The D.C. Circuit rejected the Kuretskis’ claim. It assumed, arguendo, that “‘interbranch’ removal of a Tax Court judge would raise a constitutional concern.” But it found “no cause for concern in fact.” According to the D.C. Circuit, the Tax Court “exercises Executive authority as part of the Executive Branch,” and “[p]residential removal of a Tax Court judge thus would constitute an intra—not inter—branch removal.” (No Tax Court judge has ever actually been removed by the President.)

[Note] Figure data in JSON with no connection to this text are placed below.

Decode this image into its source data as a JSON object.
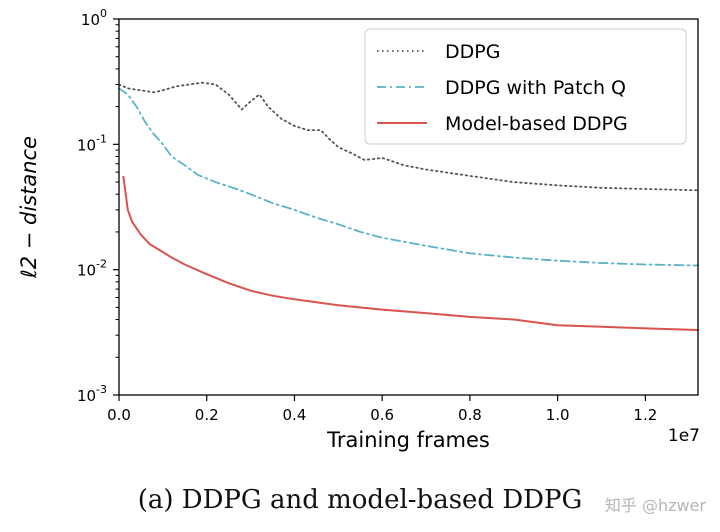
{
  "chart_data": {
    "type": "line",
    "xlabel": "Training frames",
    "ylabel": "ℓ2 − distance",
    "x_scale_label": "1e7",
    "xlim": [
      0,
      1.32
    ],
    "ylim": [
      0.001,
      1
    ],
    "yscale": "log",
    "x_ticks": [
      0.0,
      0.2,
      0.4,
      0.6,
      0.8,
      1.0,
      1.2
    ],
    "x_tick_labels": [
      "0.0",
      "0.2",
      "0.4",
      "0.6",
      "0.8",
      "1.0",
      "1.2"
    ],
    "y_ticks": [
      0.001,
      0.01,
      0.1,
      1
    ],
    "y_tick_labels": [
      {
        "base": "10",
        "exp": "-3"
      },
      {
        "base": "10",
        "exp": "-2"
      },
      {
        "base": "10",
        "exp": "-1"
      },
      {
        "base": "10",
        "exp": "0"
      }
    ],
    "grid": false,
    "legend_position": "top-right",
    "series": [
      {
        "name": "DDPG",
        "color": "#555555",
        "style": "dotted",
        "x": [
          0.0,
          0.02,
          0.05,
          0.08,
          0.1,
          0.13,
          0.16,
          0.19,
          0.22,
          0.25,
          0.28,
          0.3,
          0.32,
          0.34,
          0.37,
          0.4,
          0.43,
          0.46,
          0.48,
          0.5,
          0.53,
          0.56,
          0.6,
          0.65,
          0.7,
          0.8,
          0.9,
          1.0,
          1.1,
          1.2,
          1.32
        ],
        "y": [
          0.3,
          0.28,
          0.27,
          0.26,
          0.27,
          0.29,
          0.3,
          0.31,
          0.3,
          0.25,
          0.19,
          0.22,
          0.25,
          0.2,
          0.16,
          0.14,
          0.13,
          0.13,
          0.11,
          0.095,
          0.085,
          0.075,
          0.078,
          0.068,
          0.063,
          0.056,
          0.05,
          0.047,
          0.045,
          0.044,
          0.043
        ]
      },
      {
        "name": "DDPG with Patch Q",
        "color": "#5ab3c6",
        "style": "dashdot",
        "x": [
          0.0,
          0.02,
          0.04,
          0.06,
          0.08,
          0.1,
          0.12,
          0.15,
          0.18,
          0.22,
          0.26,
          0.3,
          0.35,
          0.4,
          0.45,
          0.5,
          0.55,
          0.6,
          0.7,
          0.8,
          0.9,
          1.0,
          1.1,
          1.2,
          1.32
        ],
        "y": [
          0.28,
          0.25,
          0.2,
          0.15,
          0.12,
          0.1,
          0.08,
          0.068,
          0.057,
          0.05,
          0.045,
          0.04,
          0.034,
          0.03,
          0.026,
          0.023,
          0.02,
          0.018,
          0.0155,
          0.0135,
          0.0125,
          0.0118,
          0.0113,
          0.011,
          0.0108
        ]
      },
      {
        "name": "Model-based DDPG",
        "color": "#d9534f",
        "style": "solid",
        "x": [
          0.01,
          0.02,
          0.03,
          0.05,
          0.07,
          0.09,
          0.12,
          0.15,
          0.2,
          0.25,
          0.3,
          0.35,
          0.4,
          0.5,
          0.6,
          0.7,
          0.8,
          0.9,
          1.0,
          1.1,
          1.2,
          1.32
        ],
        "y": [
          0.055,
          0.03,
          0.024,
          0.019,
          0.016,
          0.0145,
          0.0125,
          0.011,
          0.0092,
          0.0078,
          0.0068,
          0.0062,
          0.0058,
          0.0052,
          0.0048,
          0.0045,
          0.0042,
          0.004,
          0.0036,
          0.0035,
          0.0034,
          0.0033
        ]
      }
    ]
  },
  "caption": "(a)  DDPG and model-based DDPG",
  "watermark": "知乎 @hzwer"
}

This holding evidently unnerved Senator Orrin Hatch, who chairs the tax writing committee in the upper chamber. Senator Hatch introduced a bill this past April with language identical to the “clarification” found in the extenders package. The accompanying report explained:

The Committee is concerned that statements in Kuretski v. Commissioner may lead the public to question the independence of the Tax Court, especially in relation to the Department of Treasury or the Internal Revenue Service. The Committee wishes to remove any uncertainty caused by Kuretski v. Commissioner, and to ensure that there is no appearance of institutional bias.

This “clarification” may be motivated by noble sentiments. But it has the potential to cause much more confusion than it resolves. If the Tax Court isn’t inside the Executive Branch, then where exactly is it? And if the Hatch provision becomes law, how would a federal court of appeals handle a future challenge to the Tax Court’s constitutional structure?

A few possibilities (with thanks to my colleague Will Baude for helping me think through the permutations):

First, the court of appeals might say that the Tax Court is part of the Legislative Branch. ...

Second, the court of appeals might say that the Tax Court is part of the Judicial Branch. ...

A third possibility is that the court of appeals might say the Tax Court lies off in constitutional no-man’s land, apart from all three branches. ...

A fourth possibility is that the court of appeals might say that the “clarification” in the extenders package is itself a nullity. ...

I doubt I’ve thought through all the possibilities. I doubt that members of Congress have either. The hasty addition of the “clarifying” provision to the end-of-year extenders package means that there is little time for lawmakers to debate the measure. Yet it may take courts quite a bit of time to sort through the provision’s potential implications.

And for what? Say the Kuretskis are correct that the Tax Court judge in their case may have been biased in favor of the IRS because he was subject to presidential removal. A congressional declaration that the Tax Court is “independent” of the Executive Branch doesn’t change that: it’s the removal provision that the Kuretskis say is the source of the bias, and the extenders package leaves the removal provision in place. Congress cannot wave a magic wand and make the “appearance of institutional bias” go away. What it can do is create a constitutional quandary for the Tax Court—and an entirely unnecessary one at that.